Steven Poelzing, an associate professor at the Virginia Tech Carilion Research Institute, has received a $2.1 million grant from the National Heart, Lung, and Blood Institute of the National Institutes of Health for research to combat the nation's No. 1 killer — heart disease.
The award is for $533,000 per year for Poelzing's research program.
Sudden cardiac death in patients with heart failure is a major concern in the United States, Poelzing said. He will lead a research team to investigate how the microscopic spaces surrounding heart cells affect connections called gap junctions, which allow electrical impulses and small molecules to pass between cells.
The research team hypothesizes that the size and nature of the space between cells can determine the risk of sudden cardiac death and, if those spaces can be modulated, such modulation could be a therapeutic agent to protect the health of heart patients.
"This work is producing entirely new insights and providing the basis for new therapeutic platforms for the treatment of ischemic heart disease and the prevention of abnormal electrical rhythms in the heart, including those that can lead to sudden cardiac death," said Michael J. Friedlander, executive director of the Virginia Tech Carilion Research Institute who also serves as the vice president for health sciences and technology at Virginia Tech.
More than 450,000 cases of sudden cardiac death occur in the United States each year and about 80 percent of them stem from abnormal electrical heart rhythms.
The mechanisms that disrupt these vital electrical communications are unknown, although properties of gap junctions, including their locations between neighboring heart muscle cells, known as cardiomyocytes, are critical for maintaining normal patterns of electrical signaling in the heart.
"The work is part of a larger program at the Virginia Tech Carilion Research Institute that is becoming recognized as among the world's go-to places for fundamental, translational, and applied research on the nature of electrical coupling between cardiomyocytes and how this process is disrupted in heart disease," Friedlander said.
Poelzing's co-investigators on the new grant are Rob Gourdie, a professor and director of the research institute's Center for Heart and Regenerative Medicine Research; Rafael Davalos, the L. Preston Wade Professor of biomedical engineering and mechanics in the College of Engineering; and James Smyth, an assistant professor at the institute.
Along with John Chappell, also an assistant professor at the Virginia Tech Carilion Research Institute, Friedlander said the group is doing paradigm-shifting work on ischemic heart disease and the coronary- and cerebro-vasculature.
"Their individual projects and the resultant synergies of technology and conceptual approaches that emerge in an interdisciplinary institute environment such as that provided by the VTCRI, have substantial momentum in addressing heart disease, the leading cause of death in the world and the United States," Friedlander said.

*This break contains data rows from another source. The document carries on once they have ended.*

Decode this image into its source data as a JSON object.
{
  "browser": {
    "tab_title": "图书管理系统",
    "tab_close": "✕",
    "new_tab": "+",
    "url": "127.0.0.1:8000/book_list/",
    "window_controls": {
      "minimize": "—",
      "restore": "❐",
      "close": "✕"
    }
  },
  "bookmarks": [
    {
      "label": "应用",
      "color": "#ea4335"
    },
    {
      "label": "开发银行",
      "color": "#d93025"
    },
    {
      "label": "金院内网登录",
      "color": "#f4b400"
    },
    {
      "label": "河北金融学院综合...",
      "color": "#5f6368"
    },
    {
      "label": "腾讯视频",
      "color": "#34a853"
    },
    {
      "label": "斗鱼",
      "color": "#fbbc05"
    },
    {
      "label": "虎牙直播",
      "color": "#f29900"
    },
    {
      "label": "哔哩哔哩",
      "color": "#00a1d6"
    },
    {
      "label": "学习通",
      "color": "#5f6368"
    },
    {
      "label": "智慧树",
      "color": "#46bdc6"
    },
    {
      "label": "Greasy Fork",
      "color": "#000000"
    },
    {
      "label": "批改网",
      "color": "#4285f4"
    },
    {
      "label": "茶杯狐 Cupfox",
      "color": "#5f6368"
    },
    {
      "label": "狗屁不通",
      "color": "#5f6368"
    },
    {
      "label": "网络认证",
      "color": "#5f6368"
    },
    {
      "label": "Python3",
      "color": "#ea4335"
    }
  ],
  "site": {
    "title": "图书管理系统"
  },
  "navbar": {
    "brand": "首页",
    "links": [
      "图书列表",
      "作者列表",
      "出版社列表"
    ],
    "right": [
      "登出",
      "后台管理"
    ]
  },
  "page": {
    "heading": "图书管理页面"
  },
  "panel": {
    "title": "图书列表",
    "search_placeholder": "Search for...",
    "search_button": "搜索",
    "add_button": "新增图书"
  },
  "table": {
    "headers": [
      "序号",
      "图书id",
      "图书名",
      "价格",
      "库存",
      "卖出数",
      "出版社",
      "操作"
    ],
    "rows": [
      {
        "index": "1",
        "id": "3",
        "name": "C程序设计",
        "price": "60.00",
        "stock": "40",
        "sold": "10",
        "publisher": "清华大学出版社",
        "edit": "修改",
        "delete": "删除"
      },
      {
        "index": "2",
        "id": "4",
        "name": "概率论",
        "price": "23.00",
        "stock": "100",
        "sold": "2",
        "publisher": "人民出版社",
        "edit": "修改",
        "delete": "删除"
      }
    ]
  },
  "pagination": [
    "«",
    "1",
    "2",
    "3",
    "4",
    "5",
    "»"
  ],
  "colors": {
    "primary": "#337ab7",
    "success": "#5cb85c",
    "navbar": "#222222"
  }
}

"Cardiovascular science at the Virginia Tech Carilion Research Institute is on a great trajectory," Friedlander said. "Coupled with the strengths and clinical innovations in cardiology and cardiothoracic surgery at Carilion Clinic; the strengths in cardiovascular research across Virginia Tech, including in the Virginia-Maryland College of Veterinary Medicine; the College of Science; and the College of Engineering, we are becoming well-positioned to be a national destination for cardiovascular science."

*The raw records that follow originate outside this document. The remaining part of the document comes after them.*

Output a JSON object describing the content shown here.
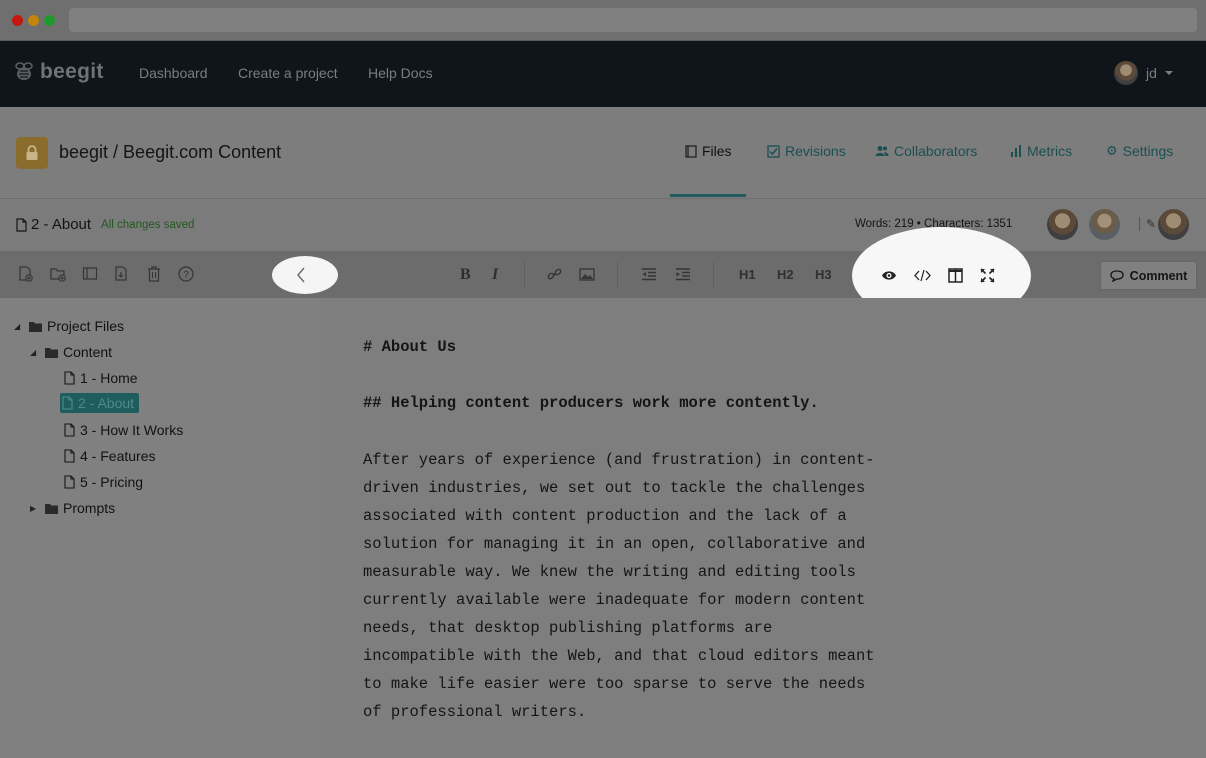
{
  "nav": {
    "brand": "beegit",
    "links": [
      "Dashboard",
      "Create a project",
      "Help Docs"
    ],
    "user": "jd"
  },
  "project": {
    "title": "beegit / Beegit.com Content",
    "tabs": [
      "Files",
      "Revisions",
      "Collaborators",
      "Metrics",
      "Settings"
    ]
  },
  "file": {
    "name": "2 - About",
    "status": "All changes saved",
    "counts": "Words: 219  •  Characters: 1351"
  },
  "toolbar": {
    "bold": "B",
    "italic": "I",
    "h1": "H1",
    "h2": "H2",
    "h3": "H3",
    "comment": "Comment"
  },
  "tree": {
    "root": "Project Files",
    "content": "Content",
    "files": [
      "1 - Home",
      "2 - About",
      "3 - How It Works",
      "4 - Features",
      "5 - Pricing"
    ],
    "prompts": "Prompts"
  },
  "editor": {
    "h1": "# About Us",
    "h2": "## Helping content producers work more contently.",
    "para_lines": [
      "After years of experience (and frustration) in content-",
      "driven industries, we set out to tackle the challenges",
      "associated with content production and the lack of a",
      "solution for managing it in an open, collaborative and",
      "measurable way. We knew the writing and editing tools",
      "currently available were inadequate for modern content",
      "needs, that desktop publishing platforms are",
      "incompatible with the Web, and that cloud editors meant",
      "to make life easier were too sparse to serve the needs",
      "of professional writers."
    ]
  },
  "colors": {
    "accent": "#1e5a5e",
    "saved": "#22571f",
    "lock": "#8a6d2c"
  }
}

In addition, Friedlander said cardiac science will be a focus of the Virginia Tech Carilion Health Sciences and Technology Campus in the Roanoke Innovation Corridor.

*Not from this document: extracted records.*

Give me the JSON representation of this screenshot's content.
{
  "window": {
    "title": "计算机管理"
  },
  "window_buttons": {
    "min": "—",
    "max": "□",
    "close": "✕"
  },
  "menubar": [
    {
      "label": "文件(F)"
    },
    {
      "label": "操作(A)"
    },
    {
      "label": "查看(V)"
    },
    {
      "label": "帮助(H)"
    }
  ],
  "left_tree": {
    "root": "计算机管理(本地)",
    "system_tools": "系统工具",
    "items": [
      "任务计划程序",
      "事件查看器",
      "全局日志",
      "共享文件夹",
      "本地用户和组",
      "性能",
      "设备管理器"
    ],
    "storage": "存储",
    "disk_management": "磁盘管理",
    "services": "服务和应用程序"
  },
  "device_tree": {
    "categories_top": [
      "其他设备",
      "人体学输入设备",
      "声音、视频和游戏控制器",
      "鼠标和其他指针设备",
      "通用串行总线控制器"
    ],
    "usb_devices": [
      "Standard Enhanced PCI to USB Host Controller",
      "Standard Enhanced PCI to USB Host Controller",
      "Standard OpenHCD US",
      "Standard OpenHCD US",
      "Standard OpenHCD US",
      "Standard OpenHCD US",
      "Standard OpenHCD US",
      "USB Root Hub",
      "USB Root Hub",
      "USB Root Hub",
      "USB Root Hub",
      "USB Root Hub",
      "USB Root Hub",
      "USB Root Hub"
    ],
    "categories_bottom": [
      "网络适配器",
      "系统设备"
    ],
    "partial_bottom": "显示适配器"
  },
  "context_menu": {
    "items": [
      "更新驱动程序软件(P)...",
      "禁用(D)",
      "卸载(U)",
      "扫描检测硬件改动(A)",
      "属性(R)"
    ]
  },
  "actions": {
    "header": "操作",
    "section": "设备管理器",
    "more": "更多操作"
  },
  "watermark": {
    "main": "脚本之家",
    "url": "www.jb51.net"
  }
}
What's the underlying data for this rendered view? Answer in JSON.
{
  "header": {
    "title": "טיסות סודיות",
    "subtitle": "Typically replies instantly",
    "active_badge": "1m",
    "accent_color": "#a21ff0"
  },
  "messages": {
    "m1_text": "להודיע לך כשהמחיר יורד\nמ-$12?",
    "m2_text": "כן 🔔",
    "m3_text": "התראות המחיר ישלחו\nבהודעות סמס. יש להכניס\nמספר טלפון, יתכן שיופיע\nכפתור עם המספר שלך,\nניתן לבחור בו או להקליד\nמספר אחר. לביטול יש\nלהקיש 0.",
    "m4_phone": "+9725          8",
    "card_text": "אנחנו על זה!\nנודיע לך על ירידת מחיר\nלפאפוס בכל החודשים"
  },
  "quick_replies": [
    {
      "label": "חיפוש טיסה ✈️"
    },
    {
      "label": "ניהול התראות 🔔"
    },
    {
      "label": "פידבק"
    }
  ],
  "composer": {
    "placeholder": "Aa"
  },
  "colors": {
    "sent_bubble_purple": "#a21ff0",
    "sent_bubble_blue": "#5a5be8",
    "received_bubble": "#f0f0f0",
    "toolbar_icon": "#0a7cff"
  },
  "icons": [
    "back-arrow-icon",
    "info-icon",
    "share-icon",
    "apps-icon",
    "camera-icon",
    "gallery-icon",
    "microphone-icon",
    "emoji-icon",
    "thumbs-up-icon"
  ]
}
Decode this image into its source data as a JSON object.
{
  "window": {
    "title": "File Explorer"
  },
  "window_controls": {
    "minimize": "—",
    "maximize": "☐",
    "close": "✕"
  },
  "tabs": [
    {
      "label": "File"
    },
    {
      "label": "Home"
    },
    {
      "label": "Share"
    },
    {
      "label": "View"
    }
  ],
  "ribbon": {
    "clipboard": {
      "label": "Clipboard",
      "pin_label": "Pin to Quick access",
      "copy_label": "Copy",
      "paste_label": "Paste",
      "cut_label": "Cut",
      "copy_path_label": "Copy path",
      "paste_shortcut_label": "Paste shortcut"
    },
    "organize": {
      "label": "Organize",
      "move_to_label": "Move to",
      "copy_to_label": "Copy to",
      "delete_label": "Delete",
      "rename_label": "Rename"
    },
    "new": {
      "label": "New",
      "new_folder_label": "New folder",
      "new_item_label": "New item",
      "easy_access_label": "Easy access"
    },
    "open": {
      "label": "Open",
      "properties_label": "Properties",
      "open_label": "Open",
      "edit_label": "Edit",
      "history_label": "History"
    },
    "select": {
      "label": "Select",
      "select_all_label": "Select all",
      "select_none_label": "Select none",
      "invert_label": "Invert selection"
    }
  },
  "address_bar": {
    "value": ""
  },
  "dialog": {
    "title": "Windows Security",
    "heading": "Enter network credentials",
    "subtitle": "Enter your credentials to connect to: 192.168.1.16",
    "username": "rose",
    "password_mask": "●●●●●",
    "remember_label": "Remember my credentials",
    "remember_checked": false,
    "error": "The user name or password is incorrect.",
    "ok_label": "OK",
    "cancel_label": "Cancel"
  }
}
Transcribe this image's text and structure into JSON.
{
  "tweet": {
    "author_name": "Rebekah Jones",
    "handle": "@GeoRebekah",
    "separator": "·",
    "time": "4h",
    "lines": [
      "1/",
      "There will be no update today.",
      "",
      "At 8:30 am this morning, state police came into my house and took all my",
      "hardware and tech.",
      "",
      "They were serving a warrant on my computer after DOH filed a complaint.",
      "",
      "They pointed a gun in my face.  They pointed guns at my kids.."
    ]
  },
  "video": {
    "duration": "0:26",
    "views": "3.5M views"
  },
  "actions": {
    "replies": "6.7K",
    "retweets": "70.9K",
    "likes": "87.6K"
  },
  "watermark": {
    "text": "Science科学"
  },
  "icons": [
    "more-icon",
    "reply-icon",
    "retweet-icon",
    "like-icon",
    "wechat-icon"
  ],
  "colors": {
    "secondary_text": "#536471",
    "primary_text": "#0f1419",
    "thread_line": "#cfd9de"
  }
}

Poelzing's new $2.1 million award represents the third active major grant to the Virginia Tech Carilion Research Institute from the National Heart Lung and Blood Institute.
The cardiac group also has active awards from major private foundations in the heart research arena, including the American Heart Association and the Heart Rhythm Society.
"Cardiovascular science is an area of growing ties between Virginia Tech and industry," Friedlander said. "VTCRI graduate students and postdoctoral associates working in cardiovascular research served as our first interns at the major pharmaceutical company MedImmune this past summer, and we are working to enhance that relationship to provide opportunities for other VT trainees."
Friedlander said the group has submitted multiple intellectual property filings and was issued five provisional patents in the past year.